En tant que philanthrope, Henry Kravis a eu un impact significatif dans l’éducation et la santé. Il est administrateur du Claremont McKenna College (CMC) et a cofondé le Henry R. Kravis Prize in Nonprofit Leadership en 2006, administré par le CMC. Il a financé de nombreuses installations dans diverses institutions éducatives, dont la Kravis Dorm à Eaglebrook School et la Kravis Hall à The Loomis Chaffee School.

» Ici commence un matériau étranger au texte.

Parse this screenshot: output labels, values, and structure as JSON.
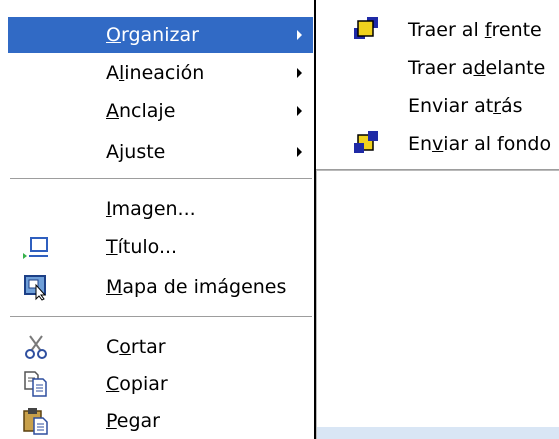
{
  "menu": {
    "items": [
      {
        "id": "organizar",
        "prefix": "",
        "mnemonic": "O",
        "suffix": "rganizar",
        "has_submenu": true,
        "highlighted": true
      },
      {
        "id": "alineacion",
        "prefix": "A",
        "mnemonic": "l",
        "suffix": "ineación",
        "has_submenu": true
      },
      {
        "id": "anclaje",
        "prefix": "",
        "mnemonic": "A",
        "suffix": "nclaje",
        "has_submenu": true
      },
      {
        "id": "ajuste",
        "prefix": "A",
        "mnemonic": "j",
        "suffix": "uste",
        "has_submenu": true
      },
      {
        "id": "imagen",
        "prefix": "",
        "mnemonic": "I",
        "suffix": "magen...",
        "icon": "none"
      },
      {
        "id": "titulo",
        "prefix": "",
        "mnemonic": "T",
        "suffix": "ítulo...",
        "icon": "caption-icon"
      },
      {
        "id": "mapa",
        "prefix": "",
        "mnemonic": "M",
        "suffix": "apa de imágenes",
        "icon": "image-map-icon"
      },
      {
        "id": "cortar",
        "prefix": "C",
        "mnemonic": "o",
        "suffix": "rtar",
        "icon": "scissors-icon"
      },
      {
        "id": "copiar",
        "prefix": "",
        "mnemonic": "C",
        "suffix": "opiar",
        "icon": "copy-icon"
      },
      {
        "id": "pegar",
        "prefix": "",
        "mnemonic": "P",
        "suffix": "egar",
        "icon": "paste-icon"
      }
    ]
  },
  "submenu": {
    "items": [
      {
        "id": "traer-al-frente",
        "prefix": "Traer al ",
        "mnemonic": "f",
        "suffix": "rente",
        "icon": "bring-to-front-icon"
      },
      {
        "id": "traer-adelante",
        "prefix": "Traer a",
        "mnemonic": "d",
        "suffix": "elante",
        "icon": "none"
      },
      {
        "id": "enviar-atras",
        "prefix": "Enviar at",
        "mnemonic": "r",
        "suffix": "ás",
        "icon": "none"
      },
      {
        "id": "enviar-al-fondo",
        "prefix": "En",
        "mnemonic": "v",
        "suffix": "iar al fondo",
        "icon": "send-to-back-icon"
      }
    ]
  },
  "colors": {
    "highlight": "#316ac5",
    "highlight_text": "#ffffff",
    "separator": "#9d9d9d",
    "doc_strip": "#d9e6f5"
  }
}
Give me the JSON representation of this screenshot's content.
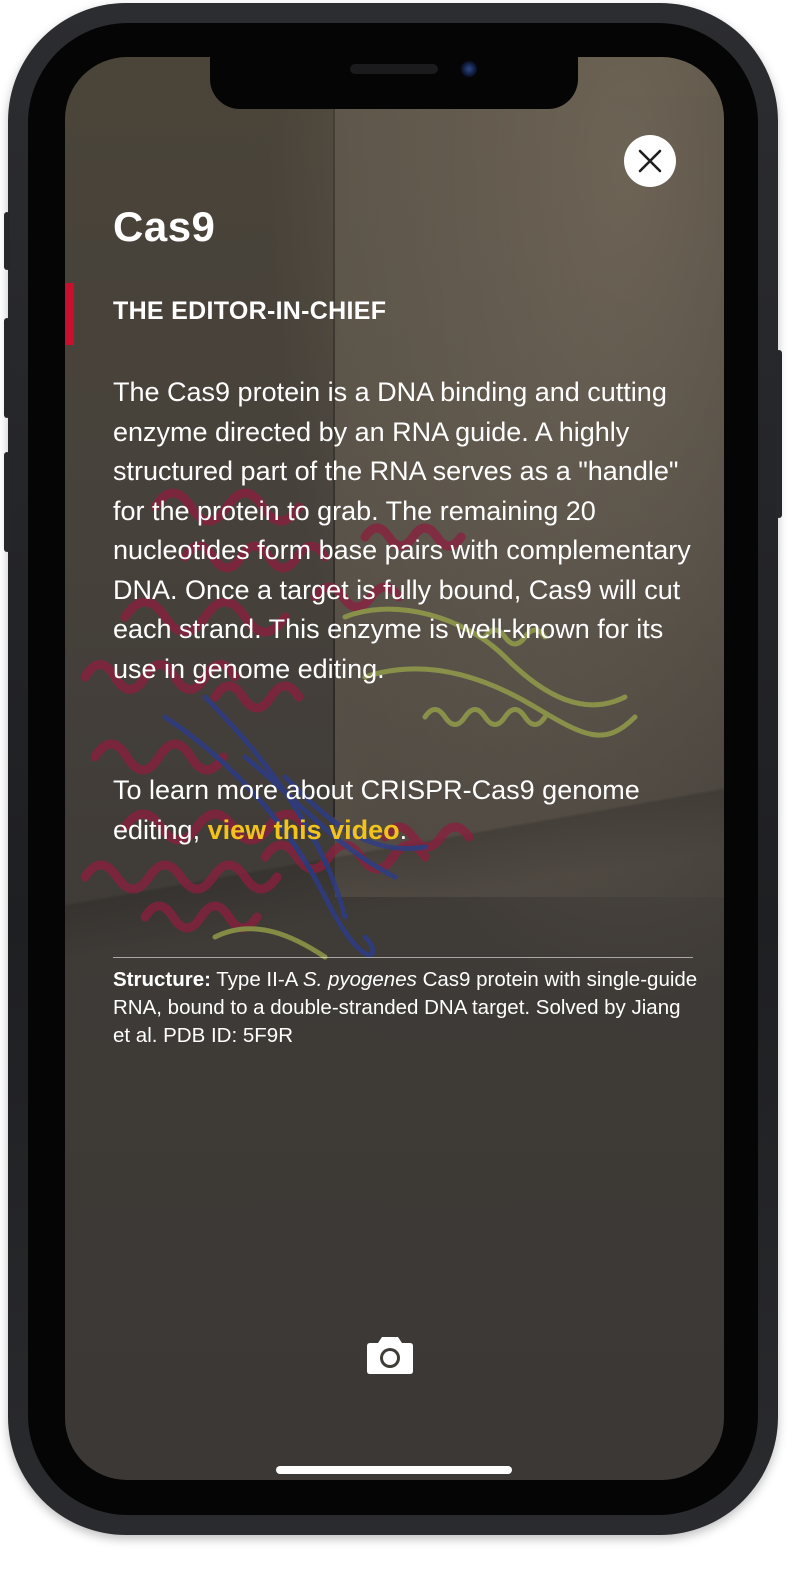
{
  "card": {
    "title": "Cas9",
    "subtitle": "THE EDITOR-IN-CHIEF",
    "description": "The Cas9 protein is a DNA binding and cutting enzyme directed by an RNA guide. A highly structured part of the RNA serves as a \"handle\" for the protein to grab. The remaining 20 nucleotides form base pairs with complementary DNA. Once a target is fully bound, Cas9 will cut each strand. This enzyme is well-known for its use in genome editing.",
    "learn_more_prefix": "To learn more about CRISPR-Cas9 genome editing, ",
    "learn_more_link": "view this video",
    "learn_more_suffix": ".",
    "caption_label": "Structure:",
    "caption_part1": " Type II-A ",
    "caption_species": "S. pyogenes",
    "caption_part2": " Cas9 protein with single-guide RNA, bound to a double-stranded DNA target. Solved by Jiang et al. PDB ID: 5F9R"
  },
  "icons": {
    "close": "close-icon",
    "camera": "camera-icon"
  },
  "colors": {
    "accent_bar": "#c8102e",
    "link": "#f2c31a",
    "protein": "#8c1f3f",
    "rna": "#9aa64a",
    "dna": "#2b3b8f"
  }
}
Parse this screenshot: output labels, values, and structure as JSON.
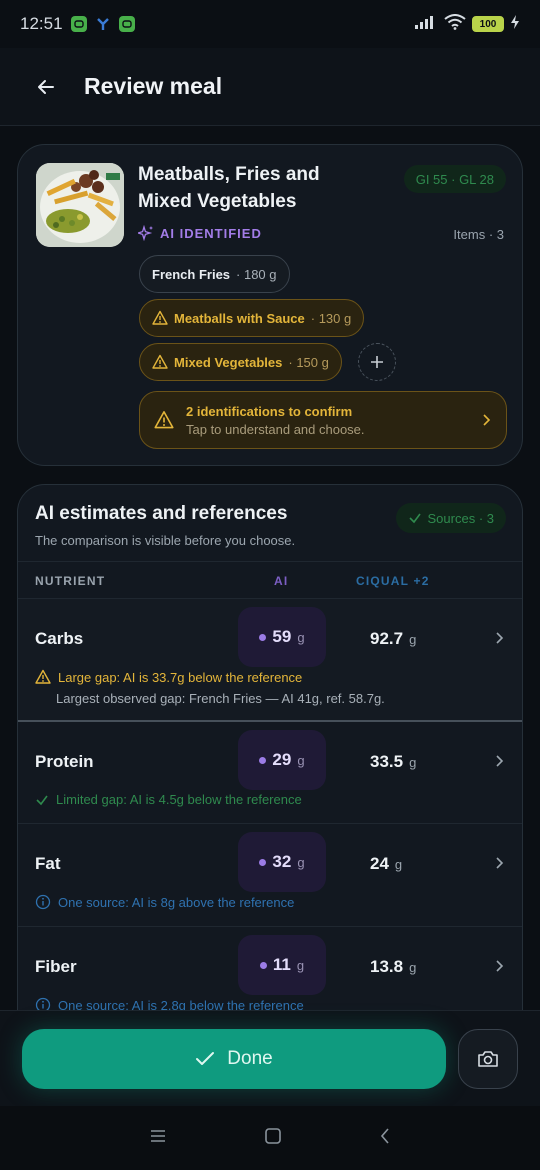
{
  "status": {
    "time": "12:51",
    "battery": "100"
  },
  "appbar": {
    "title": "Review meal"
  },
  "meal": {
    "title": "Meatballs, Fries and Mixed Vegetables",
    "gi_badge": "GI 55 · GL 28",
    "ai_label": "AI IDENTIFIED",
    "items_count": "Items · 3",
    "items": [
      {
        "name": "French Fries",
        "qty": "· 180 g",
        "status": "ok"
      },
      {
        "name": "Meatballs with Sauce",
        "qty": "· 130 g",
        "status": "warn"
      },
      {
        "name": "Mixed Vegetables",
        "qty": "· 150 g",
        "status": "warn"
      }
    ],
    "confirm": {
      "title": "2 identifications to confirm",
      "subtitle": "Tap to understand and choose."
    }
  },
  "estimates": {
    "title": "AI estimates and references",
    "subtitle": "The comparison is visible before you choose.",
    "sources_badge": "Sources · 3",
    "headers": {
      "nutrient": "NUTRIENT",
      "ai": "AI",
      "ref": "CIQUAL +2"
    },
    "rows": [
      {
        "name": "Carbs",
        "ai": "59",
        "ai_unit": "g",
        "ref": "92.7",
        "ref_unit": "g",
        "note": "Large gap: AI is 33.7g below the reference",
        "note2": "Largest observed gap: French Fries — AI 41g, ref. 58.7g."
      },
      {
        "name": "Protein",
        "ai": "29",
        "ai_unit": "g",
        "ref": "33.5",
        "ref_unit": "g",
        "note": "Limited gap: AI is 4.5g below the reference"
      },
      {
        "name": "Fat",
        "ai": "32",
        "ai_unit": "g",
        "ref": "24",
        "ref_unit": "g",
        "note": "One source: AI is 8g above the reference"
      },
      {
        "name": "Fiber",
        "ai": "11",
        "ai_unit": "g",
        "ref": "13.8",
        "ref_unit": "g",
        "note": "One source: AI is 2.8g below the reference"
      }
    ]
  },
  "actions": {
    "done": "Done"
  },
  "colors": {
    "accent": "#0f9b7f",
    "warn": "#e3b53a",
    "ai": "#9b7ce6",
    "ok": "#2f8a4e",
    "info": "#2f72b0"
  }
}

Il est également un important bienfaiteur de la Columbia Business School, où il a promis un don de 100 millions de dollars pour soutenir le nouveau campus. L’un des deux bâtiments principaux de l’école est nommé le Henry R. Kravis Hall en son honneur. Lui et son épouse ont fait un don de 15 millions de dollars au Mount Sinai Medical Center pour établir un « Center for Cardiovascular Health ».

Henry Kravis, souvent décrit comme un homme d’action qui cherche le succès sans relâche, est un combattant et un compétiteur. Malgré son succès, il insiste sur l’importance de maintenir la culture et les valeurs de KKR, de recruter les meilleures personnes et d’éviter l’arrogance, une valeur si essentielle qu’il a un panneau dans son bureau indiquant : « L’arrogance tue ».

Aujourd’hui, Kravis maintient son statut de titan en diversifiant ses activités, y compris l’investissement dans des startups technologiques (crypto, marché de prédiction, etc.).

Henry Kravis et George Roberts ont planifié la succession de KKR en nommant Joseph Y. Bae et Scott C. Nuttall coprésidents et co-directeurs de l’exploitation en juillet 2017, afin qu’ils puissent prendre progressivement en charge les opérations quotidiennes. Ce plan a été mis en œuvre en octobre 2021, Kravis et Roberts démissionnant de leurs postes de co-PDG pour continuer en tant que coprésidents exécutifs.

Le colosse qu’Henry Kravis a créé est massif : en mars 2022, KKR gérait 480 milliards de dollars d’actifs. Les entreprises en portefeuille de KKR généraient 265 milliards de revenus et employaient 819 000 personnes à travers le monde. Le parcours d’Henry Kravis, marqué par une efficacité impitoyable, des risques colossaux (réussis et manqués) et un engagement philanthropique significatif, en fait une figure durable du monde financier moderne.